Time-Series [1:100] from 1860 to 1959: 5 3 0 2 0 3 2 3 6 1 ...
The first thing we want to get a sense of is how the numbers are
distributed. The best way to this is to use a histogram. A
histogram is a bar chart where we bin the count the number of
observations that fall in a defined range. I allows us to quickly
notice important properties. R
has a function for computing this
built in.
hist(precip)
We can imporove this by passing two parameters. The first is designating
a color (col
) and the second is not computing the frequency counts but
instead dividing by the total observations in our sample.
hist(precip,col="steel blue",freq=FALSE)
Two important and frustrating things to note about histograms. They
are highly dependant on the number of bins we choose. We will show an
example below of manually setting the bins. Second there is no
general algorithm for setting the number of bins. We can only repeat
it for an increasing number of bins and stop when the shape is stable.
Now we are also supressing the printing of a title. For more
parameters of hist
type ?hist
at the console prompt. Histograms
were first introduced by Karl Pearson.
hist(precip,breaks=10,col="steel blue",freq=FALSE)
hist(precip,breaks=200,col="steel blue",freq=FALSE)
The ugly history of statistics
Karl Pearson was a British mathematician. He is considered the founder of mathematical statistics. Dr. Pearson established the first department of statistics in the world at University College, in London. However, he was also the founding editor of the Annals of Eugenics. Dr. Pearson advocated for the restriction of immigration by Jewish people to Britain on the basis that ``this alien Jewish population is somewhat inferior physically and mentally to the native population.'' 2 He also thought that war between the races was inevitable.

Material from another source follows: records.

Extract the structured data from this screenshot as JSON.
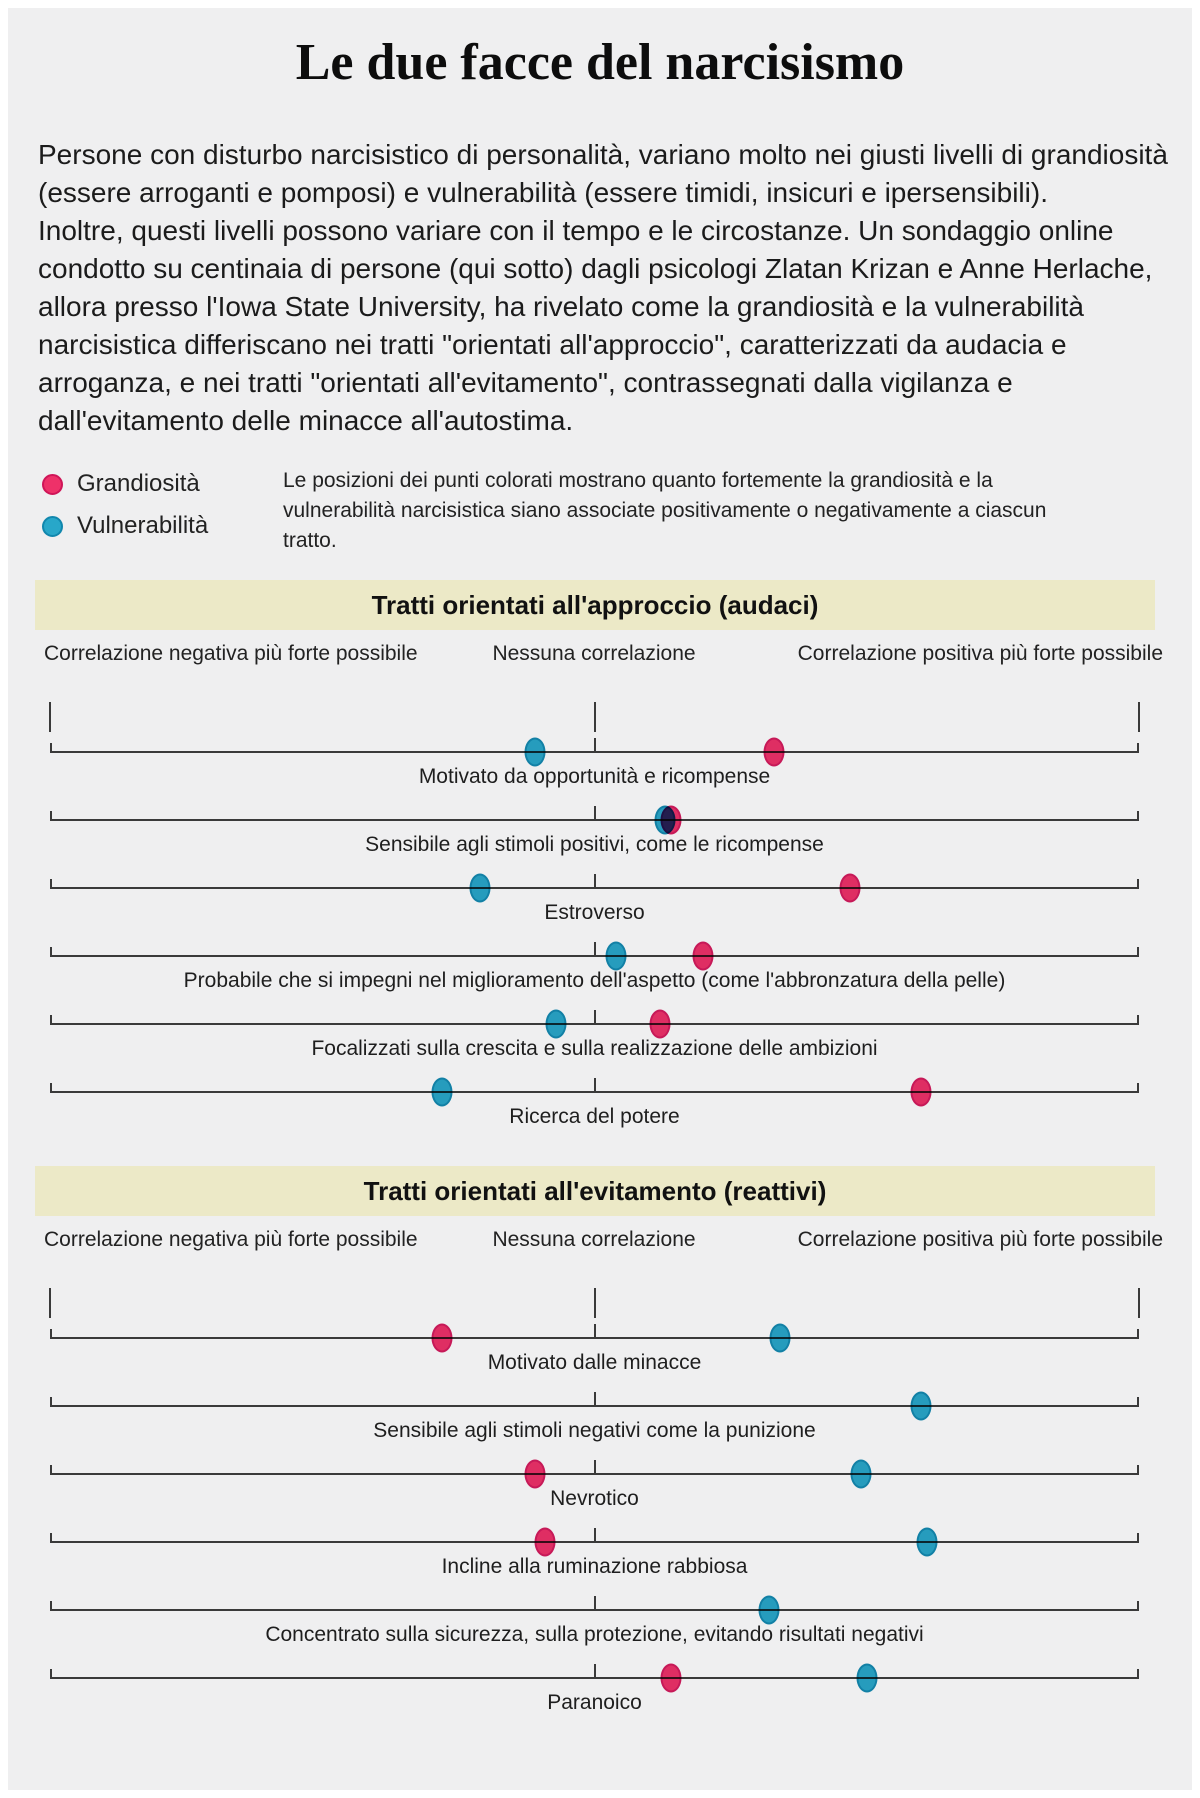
{
  "page": {
    "title": "Le due facce del narcisismo",
    "background": "#efeff0",
    "band_color": "#ece9c7"
  },
  "intro": {
    "p1": "Persone con disturbo narcisistico di personalità, variano molto nei giusti livelli di grandiosità (essere arroganti e pomposi) e vulnerabilità (essere timidi, insicuri e ipersensibili).",
    "p2": "Inoltre, questi livelli possono variare con il tempo e le circostanze. Un sondaggio online condotto su centinaia di persone (qui sotto) dagli psicologi Zlatan Krizan e Anne Herlache, allora presso l'Iowa State University, ha rivelato come la grandiosità e la vulnerabilità narcisistica differiscano nei tratti \"orientati all'approccio\", caratterizzati da audacia e arroganza, e nei tratti \"orientati all'evitamento\", contrassegnati dalla vigilanza e dall'evitamento delle minacce all'autostima."
  },
  "legend": {
    "note": "Le posizioni dei punti colorati mostrano quanto fortemente la grandiosità e la vulnerabilità narcisistica siano associate positivamente o negativamente a ciascun tratto."
  },
  "chart_data": {
    "type": "scatter",
    "x_axis": {
      "min": -1,
      "max": 1,
      "ticks": [
        -1,
        0,
        1
      ],
      "label_left": "Correlazione negativa più forte possibile",
      "label_center": "Nessuna correlazione",
      "label_right": "Correlazione positiva più forte possibile"
    },
    "legend": [
      {
        "name": "Grandiosità",
        "color": "#ee3169"
      },
      {
        "name": "Vulnerabilità",
        "color": "#28a7c9"
      }
    ],
    "sections": [
      {
        "title": "Tratti orientati all'approccio (audaci)",
        "rows": [
          {
            "label": "Motivato da opportunità e ricompense",
            "grandiosita": 0.33,
            "vulnerabilita": -0.11
          },
          {
            "label": "Sensibile agli stimoli positivi, come le ricompense",
            "grandiosita": 0.14,
            "vulnerabilita": 0.13
          },
          {
            "label": "Estroverso",
            "grandiosita": 0.47,
            "vulnerabilita": -0.21
          },
          {
            "label": "Probabile che si impegni nel miglioramento dell'aspetto (come l'abbronzatura della pelle)",
            "grandiosita": 0.2,
            "vulnerabilita": 0.04
          },
          {
            "label": "Focalizzati sulla crescita e sulla realizzazione delle ambizioni",
            "grandiosita": 0.12,
            "vulnerabilita": -0.07
          },
          {
            "label": "Ricerca del potere",
            "grandiosita": 0.6,
            "vulnerabilita": -0.28
          }
        ]
      },
      {
        "title": "Tratti orientati all'evitamento (reattivi)",
        "rows": [
          {
            "label": "Motivato dalle minacce",
            "grandiosita": -0.28,
            "vulnerabilita": 0.34
          },
          {
            "label": "Sensibile agli stimoli negativi come la punizione",
            "grandiosita": null,
            "vulnerabilita": 0.6
          },
          {
            "label": "Nevrotico",
            "grandiosita": -0.11,
            "vulnerabilita": 0.49
          },
          {
            "label": "Incline alla ruminazione rabbiosa",
            "grandiosita": -0.09,
            "vulnerabilita": 0.61
          },
          {
            "label": "Concentrato sulla sicurezza, sulla protezione, evitando risultati negativi",
            "grandiosita": null,
            "vulnerabilita": 0.32
          },
          {
            "label": "Paranoico",
            "grandiosita": 0.14,
            "vulnerabilita": 0.5
          }
        ]
      }
    ]
  }
}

A number of prominent founders of statistics and biostatistics shared Dr. Pearson's views. I find that these embarassing facts are often left out fo the history of statistics. I think it is important to remember these ugly warts so that we can separate these important contributions from the ugly politics of their inventors allowing us to use our research to make rather than inhibit social progress.
Stem and leaf plots
Another older technique for exploring data is to draw a stem and leaf plot. These were popularized by John Tukey in his book Exploratory Data Analysis 3. The leading digits of the data are the stems while the final digits are the leaves. The graph is drawn left to right with a vertical line separating the stem and leaves.